As the details of any bargain get sorted out, some of the usual partisan bile will start pumping. Republicans have historically resisted the tax increases being pushed by Democrats, who in turn oppose the dramatic overhaul of entitlement spending that would likely be part of any deal. The celebrating over friendly tones will give way to sharp doubts, which should take stocks on a volatile ride.
“Despite last week’s kumbaya moment, I’m still expecting to see brinksmanship, posturing, statements to keep the base intact, I expect to see some real conflict and the market is not going to like that,” said Jerry Webman, chief economist for Oppenheimer Funds.
Administration and congressional officials are deeply aware about the role played by animal spirits in the economy. Alan Krueger, the president’s top economics adviser, recently voiced his concerns about the breach of public trust if negotiations disappoint.
“What’s to me much more worrisome is the psychological effects of falling off of the cliff in a number of respects,” Krueger told the Economic Club of Washington. “It would mean to many people that the government is not there to solve the problems it was meant to solve.”
The challenge is that these psychological responses approach the limits of data-driven economics. Consumer confidence is at a five-year high of 82.7 according to a University of Michigan index, despite all the understandable carping about uncertainty.
Swarthmore College professor Barry Schwartz recently proposed that Obama create his own “Council of Psychological Advisers.” This group of PhDs would complement the existing council of economists led by Krueger, helping the president to think through how government policies impact behavior.

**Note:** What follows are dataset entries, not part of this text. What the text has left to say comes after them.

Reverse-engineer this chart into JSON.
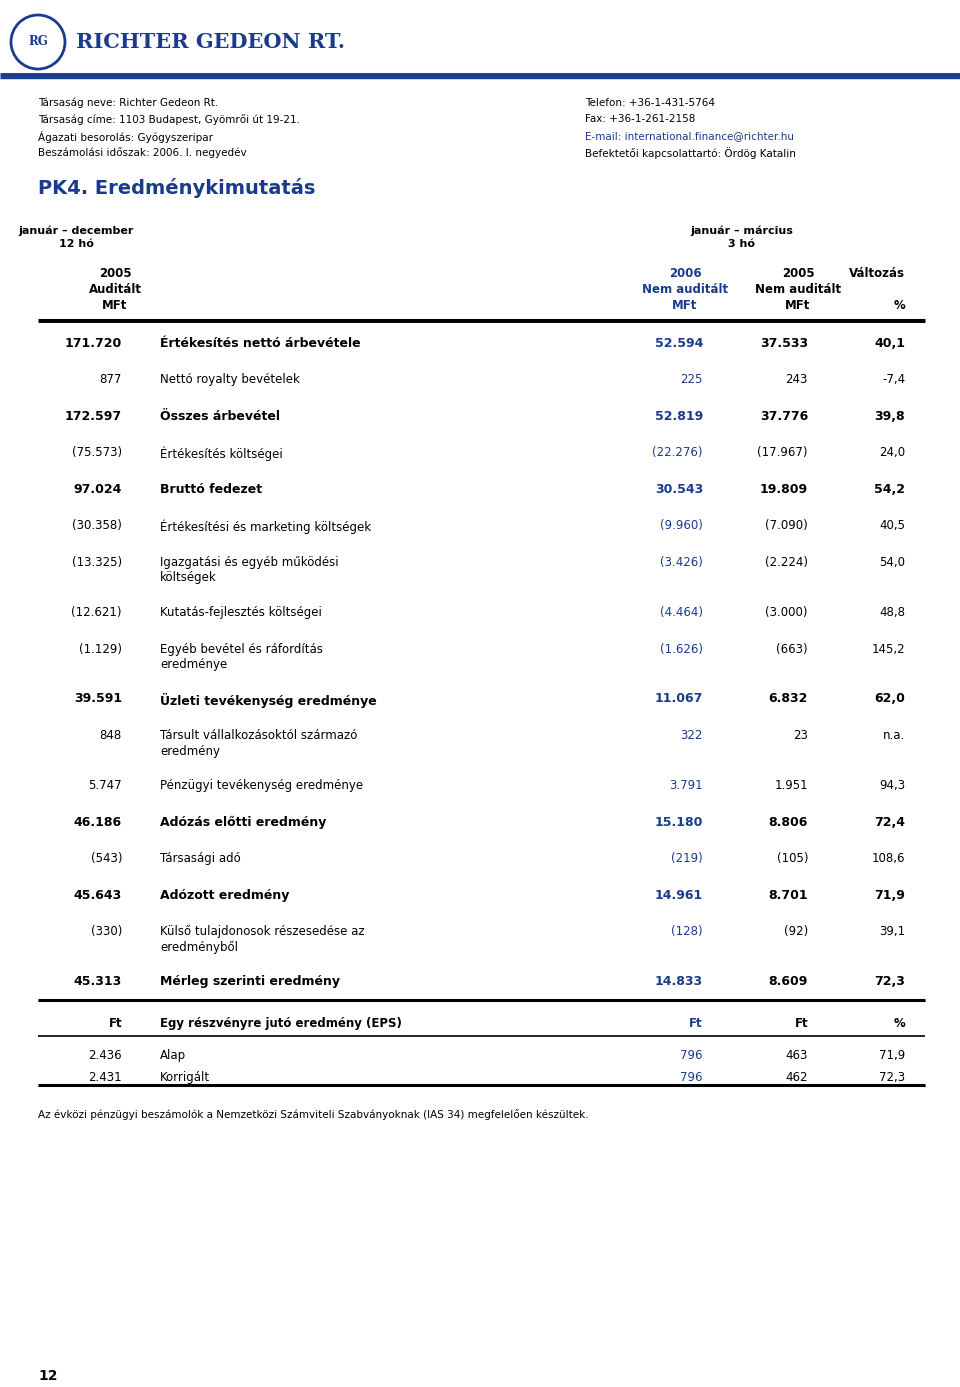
{
  "page_bg": "#ffffff",
  "logo_text": "RICHTER GEDEON RT.",
  "logo_color": "#1a3a8c",
  "header_left": [
    "Társaság neve: Richter Gedeon Rt.",
    "Társaság címe: 1103 Budapest, Gyömrői út 19-21.",
    "Ágazati besorolás: Gyógyszeripar",
    "Beszámolási időszak: 2006. I. negyedév"
  ],
  "header_right": [
    "Telefon: +36-1-431-5764",
    "Fax: +36-1-261-2158",
    "E-mail: international.finance@richter.hu",
    "Befektetői kapcsolattartó: Ördög Katalin"
  ],
  "title": "PK4. Eredménykimutatás",
  "rows": [
    {
      "col0": "171.720",
      "col1": "Értékesítés nettó árbevétele",
      "col2": "52.594",
      "col3": "37.533",
      "col4": "40,1",
      "bold": true,
      "multiline": false
    },
    {
      "col0": "877",
      "col1": "Nettó royalty bevételek",
      "col2": "225",
      "col3": "243",
      "col4": "-7,4",
      "bold": false,
      "multiline": false
    },
    {
      "col0": "172.597",
      "col1": "Összes árbevétel",
      "col2": "52.819",
      "col3": "37.776",
      "col4": "39,8",
      "bold": true,
      "multiline": false
    },
    {
      "col0": "(75.573)",
      "col1": "Értékesítés költségei",
      "col2": "(22.276)",
      "col3": "(17.967)",
      "col4": "24,0",
      "bold": false,
      "multiline": false
    },
    {
      "col0": "97.024",
      "col1": "Bruttó fedezet",
      "col2": "30.543",
      "col3": "19.809",
      "col4": "54,2",
      "bold": true,
      "multiline": false
    },
    {
      "col0": "(30.358)",
      "col1": "Értékesítési és marketing költségek",
      "col2": "(9.960)",
      "col3": "(7.090)",
      "col4": "40,5",
      "bold": false,
      "multiline": false
    },
    {
      "col0": "(13.325)",
      "col1": "Igazgatási és egyéb működési költségek",
      "col2": "(3.426)",
      "col3": "(2.224)",
      "col4": "54,0",
      "bold": false,
      "multiline": true
    },
    {
      "col0": "(12.621)",
      "col1": "Kutatás-fejlesztés költségei",
      "col2": "(4.464)",
      "col3": "(3.000)",
      "col4": "48,8",
      "bold": false,
      "multiline": false
    },
    {
      "col0": "(1.129)",
      "col1": "Egyéb bevétel és ráfordítás eredménye",
      "col2": "(1.626)",
      "col3": "(663)",
      "col4": "145,2",
      "bold": false,
      "multiline": true
    },
    {
      "col0": "39.591",
      "col1": "Üzleti tevékenység eredménye",
      "col2": "11.067",
      "col3": "6.832",
      "col4": "62,0",
      "bold": true,
      "multiline": false
    },
    {
      "col0": "848",
      "col1": "Társult vállalkozásoktól származó eredmény",
      "col2": "322",
      "col3": "23",
      "col4": "n.a.",
      "bold": false,
      "multiline": true
    },
    {
      "col0": "5.747",
      "col1": "Pénzügyi tevékenység eredménye",
      "col2": "3.791",
      "col3": "1.951",
      "col4": "94,3",
      "bold": false,
      "multiline": false
    },
    {
      "col0": "46.186",
      "col1": "Adózás előtti eredmény",
      "col2": "15.180",
      "col3": "8.806",
      "col4": "72,4",
      "bold": true,
      "multiline": false
    },
    {
      "col0": "(543)",
      "col1": "Társasági adó",
      "col2": "(219)",
      "col3": "(105)",
      "col4": "108,6",
      "bold": false,
      "multiline": false
    },
    {
      "col0": "45.643",
      "col1": "Adózott eredmény",
      "col2": "14.961",
      "col3": "8.701",
      "col4": "71,9",
      "bold": true,
      "multiline": false
    },
    {
      "col0": "(330)",
      "col1": "Külső tulajdonosok részesedése az eredményből",
      "col2": "(128)",
      "col3": "(92)",
      "col4": "39,1",
      "bold": false,
      "multiline": true
    },
    {
      "col0": "45.313",
      "col1": "Mérleg szerinti eredmény",
      "col2": "14.833",
      "col3": "8.609",
      "col4": "72,3",
      "bold": true,
      "multiline": false
    }
  ],
  "eps_rows": [
    {
      "col0": "Ft",
      "col1": "Egy részvényre jutó eredmény (EPS)",
      "col2": "Ft",
      "col3": "Ft",
      "col4": "%",
      "bold": true,
      "col2_blue": true
    },
    {
      "col0": "2.436",
      "col1": "Alap",
      "col2": "796",
      "col3": "463",
      "col4": "71,9",
      "bold": false,
      "col2_blue": true
    },
    {
      "col0": "2.431",
      "col1": "Korrigált",
      "col2": "796",
      "col3": "462",
      "col4": "72,3",
      "bold": false,
      "col2_blue": true
    }
  ],
  "footer": "Az évközi pénzügyi beszámolók a Nemzetközi Számviteli Szabványoknak (IAS 34) megfelelően készültek.",
  "page_number": "12",
  "blue_color": "#1a3a8c",
  "black_color": "#000000"
}
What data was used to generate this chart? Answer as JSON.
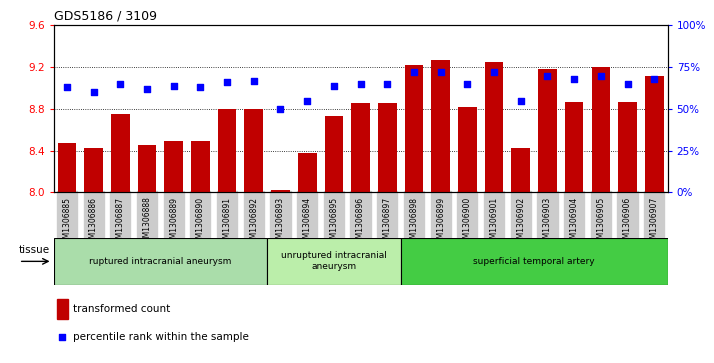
{
  "title": "GDS5186 / 3109",
  "samples": [
    "GSM1306885",
    "GSM1306886",
    "GSM1306887",
    "GSM1306888",
    "GSM1306889",
    "GSM1306890",
    "GSM1306891",
    "GSM1306892",
    "GSM1306893",
    "GSM1306894",
    "GSM1306895",
    "GSM1306896",
    "GSM1306897",
    "GSM1306898",
    "GSM1306899",
    "GSM1306900",
    "GSM1306901",
    "GSM1306902",
    "GSM1306903",
    "GSM1306904",
    "GSM1306905",
    "GSM1306906",
    "GSM1306907"
  ],
  "bar_values": [
    8.47,
    8.43,
    8.75,
    8.45,
    8.49,
    8.49,
    8.8,
    8.8,
    8.02,
    8.38,
    8.73,
    8.86,
    8.86,
    9.22,
    9.27,
    8.82,
    9.25,
    8.43,
    9.18,
    8.87,
    9.2,
    8.87,
    9.12
  ],
  "percentile_values": [
    63,
    60,
    65,
    62,
    64,
    63,
    66,
    67,
    50,
    55,
    64,
    65,
    65,
    72,
    72,
    65,
    72,
    55,
    70,
    68,
    70,
    65,
    68
  ],
  "bar_color": "#C00000",
  "dot_color": "#0000FF",
  "ymin": 8.0,
  "ymax": 9.6,
  "y2min": 0,
  "y2max": 100,
  "yticks": [
    8.0,
    8.4,
    8.8,
    9.2,
    9.6
  ],
  "y2ticks": [
    0,
    25,
    50,
    75,
    100
  ],
  "groups": [
    {
      "label": "ruptured intracranial aneurysm",
      "start": 0,
      "end": 8,
      "color": "#AADDAA"
    },
    {
      "label": "unruptured intracranial\naneurysm",
      "start": 8,
      "end": 13,
      "color": "#BBEEAA"
    },
    {
      "label": "superficial temporal artery",
      "start": 13,
      "end": 23,
      "color": "#44CC44"
    }
  ],
  "tissue_label": "tissue",
  "legend_bar_label": "transformed count",
  "legend_dot_label": "percentile rank within the sample",
  "plot_bg": "#FFFFFF",
  "xtick_bg": "#CCCCCC"
}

“The recent financial crisis and its persistent aftermath make it clear that ignoring the real psychology of ‘irrational’ enthusiasm (or pessimism) can be perilous,” Schwartz wrote this month in The Atlantic. “This is not to say that macroeconomic variables don't matter and that the behavior of the economy is completely driven by the psychology of participants. Of course macroeconomic variables matter. But they are not, and never have been all that matters.”
But a major part of the fiscal cliff is, in fact, the result of a psychological trick by policymakers. When the bipartisan super committee was unable to agree on spending reductions last year, they set into motion the budget sequestration that will slash $109 billion for Defense and domestic expenditures next year.